Un encuentro que rompe récords de precio
¿Alguna vez imaginaste pagar casi 1.000 dólares solo por una entrada a un partido de la NBA? Pues, esa es la realidad que están enfrentando los fanáticos que quieren ver en vivo el enfrentamiento entre los New York Knicks y Los Angeles Lakers, que se jugará el próximo domingo 1 de febrero en el legendario Madison Square Garden.
¿Por qué tanto costo?🤔
Lo que hace especial a este partido es la presencia de estrellas como LeBron James y Luka Doncic, que siempre atraen la atención de los amantes del baloncesto. Según datos de la web TickPick, los precios de las entradas más económicas en Ticketmaster están cerca de los 500 dólares, pero las opciones más caras superan los 2.000 dólares, e incluso algunos asientos en reventa alcanzan los 5.000 dólares.
La media de los billetes para este partido se estima en unos 912 dólares, lo que lo convierte en uno de los eventos deportivos más caros de los últimos diez años en Estados Unidos, solo superado por la despedida de Kobe Bryant.
¿Qué pasa con otros partidos?🤷♂️
Si bien este enfrentamiento en Nueva York está en boca de todos por sus precios astronómicos, no todos los partidos de los Lakers en la ciudad están alcanzando esas cifras. Por ejemplo, el partido contra los Brooklyn Nets en el Barclays Center el próximo 3 de febrero tiene entradas que varían entre 138 y 708 dólares.

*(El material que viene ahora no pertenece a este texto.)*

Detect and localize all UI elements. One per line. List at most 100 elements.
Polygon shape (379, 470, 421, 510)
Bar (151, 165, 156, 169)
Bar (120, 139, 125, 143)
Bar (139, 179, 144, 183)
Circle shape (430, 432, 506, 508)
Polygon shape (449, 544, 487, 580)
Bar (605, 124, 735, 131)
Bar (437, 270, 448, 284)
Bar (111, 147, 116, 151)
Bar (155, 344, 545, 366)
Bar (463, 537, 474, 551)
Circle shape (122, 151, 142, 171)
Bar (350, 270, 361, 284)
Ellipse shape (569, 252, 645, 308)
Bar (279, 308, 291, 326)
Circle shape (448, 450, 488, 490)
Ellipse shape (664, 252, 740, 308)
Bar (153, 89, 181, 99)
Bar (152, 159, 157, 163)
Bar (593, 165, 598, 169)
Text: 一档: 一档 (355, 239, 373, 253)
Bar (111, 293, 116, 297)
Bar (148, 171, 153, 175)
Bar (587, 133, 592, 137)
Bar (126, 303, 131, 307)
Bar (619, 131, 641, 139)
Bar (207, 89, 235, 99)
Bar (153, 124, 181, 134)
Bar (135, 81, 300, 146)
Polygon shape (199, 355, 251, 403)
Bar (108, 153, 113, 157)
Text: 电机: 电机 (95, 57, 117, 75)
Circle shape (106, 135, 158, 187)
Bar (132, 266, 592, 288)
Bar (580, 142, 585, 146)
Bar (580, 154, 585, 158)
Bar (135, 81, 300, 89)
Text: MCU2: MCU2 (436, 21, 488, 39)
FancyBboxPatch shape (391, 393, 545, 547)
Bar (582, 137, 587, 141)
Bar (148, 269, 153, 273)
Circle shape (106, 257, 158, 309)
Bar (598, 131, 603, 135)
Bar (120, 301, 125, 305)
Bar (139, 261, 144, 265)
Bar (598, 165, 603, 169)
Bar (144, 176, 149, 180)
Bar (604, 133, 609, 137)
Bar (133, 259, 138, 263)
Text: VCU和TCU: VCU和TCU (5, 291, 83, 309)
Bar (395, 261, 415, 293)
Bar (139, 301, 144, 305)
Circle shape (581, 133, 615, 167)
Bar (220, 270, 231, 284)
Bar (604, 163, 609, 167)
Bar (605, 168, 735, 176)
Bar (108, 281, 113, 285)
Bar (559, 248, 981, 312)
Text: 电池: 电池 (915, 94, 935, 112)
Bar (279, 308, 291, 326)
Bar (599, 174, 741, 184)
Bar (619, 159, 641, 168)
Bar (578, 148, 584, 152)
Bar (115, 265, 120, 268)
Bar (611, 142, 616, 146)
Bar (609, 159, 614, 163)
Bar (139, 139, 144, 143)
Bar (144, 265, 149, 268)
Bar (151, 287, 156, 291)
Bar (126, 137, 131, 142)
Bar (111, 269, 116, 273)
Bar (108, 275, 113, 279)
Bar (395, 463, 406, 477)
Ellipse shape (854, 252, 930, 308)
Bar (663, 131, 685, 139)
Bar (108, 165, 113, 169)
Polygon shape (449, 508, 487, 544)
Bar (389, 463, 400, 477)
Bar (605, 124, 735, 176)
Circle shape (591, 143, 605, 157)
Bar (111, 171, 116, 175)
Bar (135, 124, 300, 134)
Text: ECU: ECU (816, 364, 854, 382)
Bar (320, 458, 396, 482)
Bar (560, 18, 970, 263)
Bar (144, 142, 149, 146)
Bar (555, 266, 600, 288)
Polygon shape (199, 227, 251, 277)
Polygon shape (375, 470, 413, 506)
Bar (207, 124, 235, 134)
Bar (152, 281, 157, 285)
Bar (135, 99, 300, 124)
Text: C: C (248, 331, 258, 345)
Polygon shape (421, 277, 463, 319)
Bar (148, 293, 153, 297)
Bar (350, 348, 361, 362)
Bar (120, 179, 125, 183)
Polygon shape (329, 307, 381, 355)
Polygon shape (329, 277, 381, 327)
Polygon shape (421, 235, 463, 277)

¿Por qué suben tanto los precios?📈
En los últimos años, los precios de las entradas para eventos deportivos en Estados Unidos se han disparado. Un país que también será sede del Mundial masculino de fútbol en junio, donde la final se jugará en Nueva York y Nueva Jersey, se prepara para uno de los eventos deportivos más caros de la historia. La expectativa por ver a estrellas como LeBron y Luka, sumada a la alta demanda, hace que los precios suban cada vez más.
¿Qué está haciendo la ciudad?🗽
El alcalde de Nueva York, Zohran Mamdani, ya anunció que presionará a la FIFA para que baje los precios de los partidos en la sede de la ciudad. Además, nombró a Maya Handa, su directora de campaña, como la ‘zarina del Mundial’, con la misión de coordinar esfuerzos entre las agencias públicas y el sector privado para que el evento sea accesible y no se convierta en un lujo solo para unos pocos.
En definitiva, estos eventos deportivos no solo prometen emociones en la cancha, sino también un verdadero espectáculo de precios y demandas que reflejan el crecimiento del deporte en Estados Unidos y el interés que generan las estrellas del baloncesto y el fútbol.